Łabędź was born to a Polish Jewish doctor in Russia. The family soon returned to Warsaw and the young Łabędź decided to follow his father into the medical profession. He studied medicine in Paris. In 1939, he fled to the Soviet zone of occupation and was imprisoned by the Soviets in the Gulag. Many of Łabędź's relatives died in the Holocaust.

He left the Soviet Union in 1942 as part of the Polish Army led by General Władysław Anders. After the war he studied at Bologna University before settling in London, where he studied at the London School of Economics. Strongly anti-communist, Łabędź edited Survey journal and headed the London office of Committee for the Defense of Workers known by its Polish abbreviation as KOR.

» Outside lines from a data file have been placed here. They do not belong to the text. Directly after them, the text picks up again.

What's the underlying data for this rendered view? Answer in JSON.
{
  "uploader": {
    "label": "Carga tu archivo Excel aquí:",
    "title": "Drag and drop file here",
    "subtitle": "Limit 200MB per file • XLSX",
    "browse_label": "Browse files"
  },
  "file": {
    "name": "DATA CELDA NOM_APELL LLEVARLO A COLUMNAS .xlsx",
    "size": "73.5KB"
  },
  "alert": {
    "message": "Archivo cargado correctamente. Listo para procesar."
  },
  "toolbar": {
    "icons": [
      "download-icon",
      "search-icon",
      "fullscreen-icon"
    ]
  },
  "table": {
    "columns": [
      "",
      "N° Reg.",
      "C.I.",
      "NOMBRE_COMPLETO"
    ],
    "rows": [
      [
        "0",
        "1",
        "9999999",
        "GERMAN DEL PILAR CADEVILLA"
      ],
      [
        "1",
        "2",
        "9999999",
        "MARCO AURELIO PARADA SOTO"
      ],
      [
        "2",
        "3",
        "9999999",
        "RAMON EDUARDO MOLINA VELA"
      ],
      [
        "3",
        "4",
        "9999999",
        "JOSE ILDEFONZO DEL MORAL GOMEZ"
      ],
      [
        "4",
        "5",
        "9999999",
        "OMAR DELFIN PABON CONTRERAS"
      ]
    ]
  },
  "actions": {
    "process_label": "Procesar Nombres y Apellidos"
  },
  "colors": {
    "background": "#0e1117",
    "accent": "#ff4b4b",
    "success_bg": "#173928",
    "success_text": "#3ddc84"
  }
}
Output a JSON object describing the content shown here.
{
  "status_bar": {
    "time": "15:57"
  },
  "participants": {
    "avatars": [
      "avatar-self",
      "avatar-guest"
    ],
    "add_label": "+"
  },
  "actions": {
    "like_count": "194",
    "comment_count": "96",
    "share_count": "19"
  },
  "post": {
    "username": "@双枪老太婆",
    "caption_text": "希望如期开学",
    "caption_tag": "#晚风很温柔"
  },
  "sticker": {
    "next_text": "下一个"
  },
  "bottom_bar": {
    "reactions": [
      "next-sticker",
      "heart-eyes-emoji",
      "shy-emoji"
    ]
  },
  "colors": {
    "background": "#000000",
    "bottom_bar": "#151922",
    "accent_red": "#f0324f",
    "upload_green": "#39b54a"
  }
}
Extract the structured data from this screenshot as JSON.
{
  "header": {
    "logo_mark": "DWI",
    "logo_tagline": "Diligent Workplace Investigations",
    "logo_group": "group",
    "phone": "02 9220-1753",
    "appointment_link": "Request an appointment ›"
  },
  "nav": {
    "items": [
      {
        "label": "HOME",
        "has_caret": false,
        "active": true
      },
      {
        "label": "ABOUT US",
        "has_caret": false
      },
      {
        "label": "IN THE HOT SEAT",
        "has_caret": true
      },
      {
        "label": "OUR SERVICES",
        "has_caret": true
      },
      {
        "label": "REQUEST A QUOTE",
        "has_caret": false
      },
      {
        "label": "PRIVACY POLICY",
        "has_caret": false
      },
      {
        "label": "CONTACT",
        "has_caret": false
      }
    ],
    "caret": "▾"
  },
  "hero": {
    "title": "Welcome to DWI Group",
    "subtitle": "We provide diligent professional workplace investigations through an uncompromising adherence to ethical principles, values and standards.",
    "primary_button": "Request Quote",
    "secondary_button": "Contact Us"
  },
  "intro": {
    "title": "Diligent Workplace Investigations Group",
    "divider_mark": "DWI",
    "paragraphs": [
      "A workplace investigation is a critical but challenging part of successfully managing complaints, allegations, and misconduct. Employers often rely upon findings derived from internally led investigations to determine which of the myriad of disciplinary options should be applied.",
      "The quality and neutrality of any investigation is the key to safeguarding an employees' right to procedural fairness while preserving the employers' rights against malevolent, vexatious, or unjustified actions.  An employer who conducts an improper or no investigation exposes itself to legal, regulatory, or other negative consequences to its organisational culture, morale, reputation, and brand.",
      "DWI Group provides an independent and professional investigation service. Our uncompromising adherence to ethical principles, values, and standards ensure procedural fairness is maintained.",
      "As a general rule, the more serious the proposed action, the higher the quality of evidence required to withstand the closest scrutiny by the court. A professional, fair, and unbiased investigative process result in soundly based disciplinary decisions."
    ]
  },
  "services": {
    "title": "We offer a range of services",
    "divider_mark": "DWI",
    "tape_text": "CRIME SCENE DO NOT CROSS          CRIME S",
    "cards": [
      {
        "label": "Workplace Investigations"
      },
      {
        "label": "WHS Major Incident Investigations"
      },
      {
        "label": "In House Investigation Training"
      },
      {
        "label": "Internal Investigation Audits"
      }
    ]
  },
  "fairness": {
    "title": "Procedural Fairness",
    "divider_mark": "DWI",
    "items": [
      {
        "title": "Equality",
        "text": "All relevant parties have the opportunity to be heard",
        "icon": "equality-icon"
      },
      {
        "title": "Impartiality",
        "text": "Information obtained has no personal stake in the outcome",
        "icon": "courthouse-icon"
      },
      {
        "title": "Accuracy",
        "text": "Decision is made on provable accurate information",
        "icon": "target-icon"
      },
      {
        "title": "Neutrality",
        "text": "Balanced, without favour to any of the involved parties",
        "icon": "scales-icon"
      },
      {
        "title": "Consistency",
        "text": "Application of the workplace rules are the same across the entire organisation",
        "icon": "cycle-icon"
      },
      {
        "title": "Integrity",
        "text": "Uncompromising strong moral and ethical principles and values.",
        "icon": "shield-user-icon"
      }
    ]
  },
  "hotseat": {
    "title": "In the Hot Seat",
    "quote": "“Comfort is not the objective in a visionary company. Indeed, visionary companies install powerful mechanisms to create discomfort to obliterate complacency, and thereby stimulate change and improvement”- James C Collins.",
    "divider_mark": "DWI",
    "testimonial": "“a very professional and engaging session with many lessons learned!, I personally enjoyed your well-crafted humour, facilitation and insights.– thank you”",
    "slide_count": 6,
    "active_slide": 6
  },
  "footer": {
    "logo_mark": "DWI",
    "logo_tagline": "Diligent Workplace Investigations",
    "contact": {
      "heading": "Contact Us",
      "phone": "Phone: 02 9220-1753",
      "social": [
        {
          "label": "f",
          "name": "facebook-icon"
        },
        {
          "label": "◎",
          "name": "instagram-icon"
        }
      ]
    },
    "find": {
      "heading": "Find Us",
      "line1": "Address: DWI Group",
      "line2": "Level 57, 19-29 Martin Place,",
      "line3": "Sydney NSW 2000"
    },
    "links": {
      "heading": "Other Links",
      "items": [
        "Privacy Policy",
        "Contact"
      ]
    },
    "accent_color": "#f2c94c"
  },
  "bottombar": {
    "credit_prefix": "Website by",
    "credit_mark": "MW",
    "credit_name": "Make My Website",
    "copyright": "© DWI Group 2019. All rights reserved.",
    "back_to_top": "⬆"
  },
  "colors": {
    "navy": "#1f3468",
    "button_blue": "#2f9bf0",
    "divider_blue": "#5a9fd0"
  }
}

Łabędź often campaigned for the Solidarity union in Poland, and for political prisoners in the Soviet Union. Łabędź was one of Aleksandr Solzhenitsyn's principal champions in the West and often defended the Russian writer against the charge of anti-semitism.

Works

  • The future of communist society edited by Walter Laqueur & Leopold Łabędź, New York : Praeger, 1962.
  • Polycentrism : the new factor in international communism edited by Walter Laqueur and Leopold Łabędź, New York : Praeger, 1962.
  • Revisionism : essays on the history of Marxist ideas edited by L. Łabędź, London : G. Allen and Unwin, 1962.
  • Literature and revolution in Soviet Russia, 1917-62, a symposium, edited by Max Hayward and Leopold Łabędź, London, Oxford University Press, 1963.
  • The Sino-Soviet conflict : eleven radio discussions by L. Łabędź & George Urban, London : Bodley Head, 1965, 1964.
  • International communism after Khrushchev edited by Leopold Łabędź Cambridge, M.I.T. Press 1965.
  • The State of Soviet Studies edited by Walter Laqueur and Leopold Łabędź, Cambridge, Mass., M.I.T. Press 1965.
  • Solzhenitsyn : a documentary record Harmondsworth, Middlesex, England ; Baltimore : Penguin, 1974.
  • "Chomsky Revisited", Encounter, July 1980, pp. 28–35.
  • The use and abuse of Sovietology edited by Melvin J. Lasky New Brunswick, N.J., U.S.A. : Transaction Publishers, 1989.

References

  • Shils, Edward Portraits : A Gallery of Intellectuals, University Of Chicago Press 1997.